The sequence of different frame types is called the Group of Pictures (GOP) structure. There are many possible structures but a common one is 15 frames long, and has the sequence I_BB_P_BB_P_BB_P_BB_P_BB_P_BB_. A similar 12 frame sequence is also common. The ratio of I, P and B pictures in the GOP structure is determined by the nature of the video stream and the bandwidth constraints on the output stream, although encoding time may also be an issue. This is particularly true in live transmission and in real-time environments with limited computing resources, as a stream containing many B pictures can take three times longer to encode than an I-picture-only file.

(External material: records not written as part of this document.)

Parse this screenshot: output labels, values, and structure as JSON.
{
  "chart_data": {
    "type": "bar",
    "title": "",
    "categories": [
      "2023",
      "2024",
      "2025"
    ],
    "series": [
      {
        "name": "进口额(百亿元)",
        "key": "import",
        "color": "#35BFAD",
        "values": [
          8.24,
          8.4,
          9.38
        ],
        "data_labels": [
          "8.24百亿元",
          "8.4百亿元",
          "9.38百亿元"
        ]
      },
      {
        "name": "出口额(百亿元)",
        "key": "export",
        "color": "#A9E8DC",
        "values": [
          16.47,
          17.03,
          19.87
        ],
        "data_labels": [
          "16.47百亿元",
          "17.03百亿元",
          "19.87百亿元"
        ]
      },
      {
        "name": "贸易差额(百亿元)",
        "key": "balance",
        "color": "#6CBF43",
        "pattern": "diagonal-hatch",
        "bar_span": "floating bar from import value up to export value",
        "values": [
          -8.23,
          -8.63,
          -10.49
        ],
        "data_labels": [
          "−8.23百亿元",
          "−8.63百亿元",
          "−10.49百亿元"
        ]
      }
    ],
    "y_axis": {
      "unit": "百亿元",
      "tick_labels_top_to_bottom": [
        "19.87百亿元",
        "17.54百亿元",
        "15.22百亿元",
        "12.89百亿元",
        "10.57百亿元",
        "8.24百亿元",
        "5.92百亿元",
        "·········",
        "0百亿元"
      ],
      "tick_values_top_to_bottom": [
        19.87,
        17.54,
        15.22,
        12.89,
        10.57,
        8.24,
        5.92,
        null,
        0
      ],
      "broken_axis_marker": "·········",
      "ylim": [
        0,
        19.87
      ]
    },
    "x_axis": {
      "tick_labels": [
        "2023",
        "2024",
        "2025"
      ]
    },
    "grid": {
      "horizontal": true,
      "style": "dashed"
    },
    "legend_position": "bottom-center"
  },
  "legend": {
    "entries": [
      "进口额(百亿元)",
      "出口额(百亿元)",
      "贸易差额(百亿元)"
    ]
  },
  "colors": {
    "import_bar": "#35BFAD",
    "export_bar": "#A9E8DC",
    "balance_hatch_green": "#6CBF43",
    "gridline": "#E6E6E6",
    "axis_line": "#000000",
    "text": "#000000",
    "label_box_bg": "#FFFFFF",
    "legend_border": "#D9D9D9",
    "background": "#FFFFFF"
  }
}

The output bit-rate of an MPEG-2 encoder can be constant or variable, with the maximum bit rate determined by the playback media - for example the DVD movie maximum is 10.4 Mbit/s. To achieve a constant bit-rate the degree of quantization is iteratively altered to achieve the output bit-rate requirement. Increasing quantization leads to visible artefacts when the stream is decoded, generally in the form of "mosaicing", where the discontinuities at the edges of macroblocks become more visible as bit rate is reduced. Sony Launched The MPEG IMX Professional Videotape For an Bitrate Of Up To 50Mbps @ 4:2:2P@ML

MPEG-2 audio encoding

MPEG-2 also introduces new audio encoding methods. These are

MPEG-2 on DVD

Additional restictions and modifications on DVD.

MPEG-2 on DVB

Additional restictions and modifications on DVB.

MPEG-2 standards

; ISO/IEC 13818-1 : Systems - describes synchronization and multiplexing of video and audio. ; ISO/IEC 13818-2 : Video - compression codec for interlaced and non-interlaced video signals. ; ISO/IEC 13818-3 : Audio - compression codec for perceptual coding of audio signals. A multichannel-enabled extension of MPEG-1 audio (MP3). ; ISO/IEC 13818-4 : Describes procedures for testing compliance. ; ISO/IEC 13818-5 : Describes systems for Software simulation. ; ISO/IEC 13818-6 : Describes extensions for DSM-CC (Digital Storage Media Command and Control.) ; ISO/IEC 13818-7 : Advanced Audio Coding (AAC) ; ISO/IEC 13818-9 : Extension for real time interfaces. ; ISO/IEC 13818-10 : Conformance extensions for DSM-CC.